2. Estado da jurisprudência na turma provável

3. Custo de oportunidade da transação tributária

A PGFN ampliou modalidades de transação com descontos que, em muitos casos, superam o valor esperado de uma vitória parcial no Carf descontado pelo tempo. Comparar “quanto ganho se vencer” com “quanto recupero agora, com desconto, sem risco” é aritmética que muito profissional simplesmente não faz — porque nunca aprendeu a fazer.

4. Reversibilidade da decisão

Se a via administrativa falhar, ainda dá para judicializar. Se a transação for aceita, normalmente não. Isso muda o peso de cada opção: a via do Carf tem opcionalidade embutida que a transação não tem — e isso vale dinheiro, mesmo quando a probabilidade de vitória é baixa.

Cenário: a autuação de ICMS de R$ 3 milhões que separa quem cobra por hora de quem cobra por resultado

Cliente do setor de distribuição recebe auto de infração de ICMS por suposto aproveitamento indevido de crédito. Prazo de defesa correndo. Duas rotas possíveis.

Decisão errada: protocolar impugnação administrativa robusta, elogiar a tese, esperar o julgamento em primeira instância e depois recorrer ao Carf — sem checar antes se a câmara provável já decidiu casos análogos contra o contribuinte nos últimos 18 meses, e sem apresentar ao cliente a opção de transação com desconto que zeraria o litígio em 90 dias.

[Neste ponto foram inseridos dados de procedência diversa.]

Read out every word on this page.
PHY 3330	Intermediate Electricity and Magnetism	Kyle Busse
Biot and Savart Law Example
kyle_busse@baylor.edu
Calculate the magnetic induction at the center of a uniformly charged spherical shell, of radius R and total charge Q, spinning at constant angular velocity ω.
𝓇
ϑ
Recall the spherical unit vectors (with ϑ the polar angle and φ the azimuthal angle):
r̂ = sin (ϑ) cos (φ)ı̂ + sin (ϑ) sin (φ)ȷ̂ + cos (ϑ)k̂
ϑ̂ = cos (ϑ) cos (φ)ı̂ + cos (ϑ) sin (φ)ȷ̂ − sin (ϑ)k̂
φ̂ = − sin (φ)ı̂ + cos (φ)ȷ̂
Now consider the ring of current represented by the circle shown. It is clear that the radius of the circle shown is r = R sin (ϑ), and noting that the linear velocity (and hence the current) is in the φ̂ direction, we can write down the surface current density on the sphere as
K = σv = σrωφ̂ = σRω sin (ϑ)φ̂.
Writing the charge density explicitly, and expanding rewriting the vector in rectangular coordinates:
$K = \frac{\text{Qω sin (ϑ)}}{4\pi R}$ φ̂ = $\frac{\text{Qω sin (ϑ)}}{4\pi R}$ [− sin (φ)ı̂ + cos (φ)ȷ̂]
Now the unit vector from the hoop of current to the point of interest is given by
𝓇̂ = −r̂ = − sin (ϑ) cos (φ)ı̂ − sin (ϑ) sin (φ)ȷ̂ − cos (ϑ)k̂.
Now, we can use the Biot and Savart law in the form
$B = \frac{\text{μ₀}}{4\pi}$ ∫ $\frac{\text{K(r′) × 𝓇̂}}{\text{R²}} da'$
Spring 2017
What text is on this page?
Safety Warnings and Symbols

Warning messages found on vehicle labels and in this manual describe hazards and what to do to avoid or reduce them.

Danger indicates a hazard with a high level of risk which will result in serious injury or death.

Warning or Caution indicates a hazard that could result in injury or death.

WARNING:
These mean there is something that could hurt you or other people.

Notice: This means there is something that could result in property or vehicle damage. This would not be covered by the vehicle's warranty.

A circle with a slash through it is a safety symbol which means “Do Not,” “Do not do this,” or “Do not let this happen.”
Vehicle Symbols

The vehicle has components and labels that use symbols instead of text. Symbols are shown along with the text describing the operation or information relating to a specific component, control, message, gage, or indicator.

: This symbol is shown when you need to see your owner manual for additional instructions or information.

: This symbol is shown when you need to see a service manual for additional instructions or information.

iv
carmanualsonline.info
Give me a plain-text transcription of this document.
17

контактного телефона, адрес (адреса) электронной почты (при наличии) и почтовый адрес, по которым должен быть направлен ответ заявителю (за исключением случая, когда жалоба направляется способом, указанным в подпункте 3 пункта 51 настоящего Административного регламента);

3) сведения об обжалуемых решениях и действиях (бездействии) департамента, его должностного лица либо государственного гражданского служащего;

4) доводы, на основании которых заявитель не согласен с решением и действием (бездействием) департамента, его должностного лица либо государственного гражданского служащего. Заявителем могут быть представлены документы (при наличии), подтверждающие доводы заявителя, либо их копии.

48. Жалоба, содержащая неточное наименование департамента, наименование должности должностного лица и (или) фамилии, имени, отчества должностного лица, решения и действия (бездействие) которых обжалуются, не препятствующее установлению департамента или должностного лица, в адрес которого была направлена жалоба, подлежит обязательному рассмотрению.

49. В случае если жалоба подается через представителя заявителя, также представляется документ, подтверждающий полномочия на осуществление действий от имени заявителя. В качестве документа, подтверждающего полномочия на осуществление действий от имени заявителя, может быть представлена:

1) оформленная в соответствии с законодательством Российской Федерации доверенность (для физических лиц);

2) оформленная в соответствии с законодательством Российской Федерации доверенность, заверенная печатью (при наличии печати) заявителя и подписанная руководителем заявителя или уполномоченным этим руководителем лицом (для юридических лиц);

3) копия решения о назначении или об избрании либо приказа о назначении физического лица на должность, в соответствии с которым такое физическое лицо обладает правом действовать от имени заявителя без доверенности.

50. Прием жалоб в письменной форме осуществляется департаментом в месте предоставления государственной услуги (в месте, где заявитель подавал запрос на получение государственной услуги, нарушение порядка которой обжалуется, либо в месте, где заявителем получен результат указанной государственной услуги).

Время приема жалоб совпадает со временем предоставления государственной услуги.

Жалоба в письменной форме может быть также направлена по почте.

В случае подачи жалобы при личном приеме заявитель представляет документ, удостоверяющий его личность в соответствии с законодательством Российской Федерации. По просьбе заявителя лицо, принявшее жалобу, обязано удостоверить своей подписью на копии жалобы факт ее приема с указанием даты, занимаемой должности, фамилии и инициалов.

Decisão certa: antes de redigir qualquer peça, mapear o histórico recente da câmara, simular o valor presente líquido de cada rota (Carf com prazo médio de 4 a 6 anos, transação com deságio imediato, judicialização com depósito ou garantia), e apresentar ao cliente três cenários numéricos, não três teses jurídicas. O cliente não compra argumento. Compra decisão informada sobre dinheiro e tempo.

É exatamente essa competência — decidir sob incerteza com dados, não com convicção — que separa quem ainda está preso ao modelo de “fazer a defesa” e quem já treina o raciocínio de simular resultado antes de agir. Programas como a Certificação Profissional em Prática no Contencioso Tributário existem justamente para forçar esse tipo de simulação: não é decorar rito processual do Carf, é treinar o julgamento sob variáveis reais de tempo, valor e risco, com curadoria que avalia como você decide, não o quanto você memorizou.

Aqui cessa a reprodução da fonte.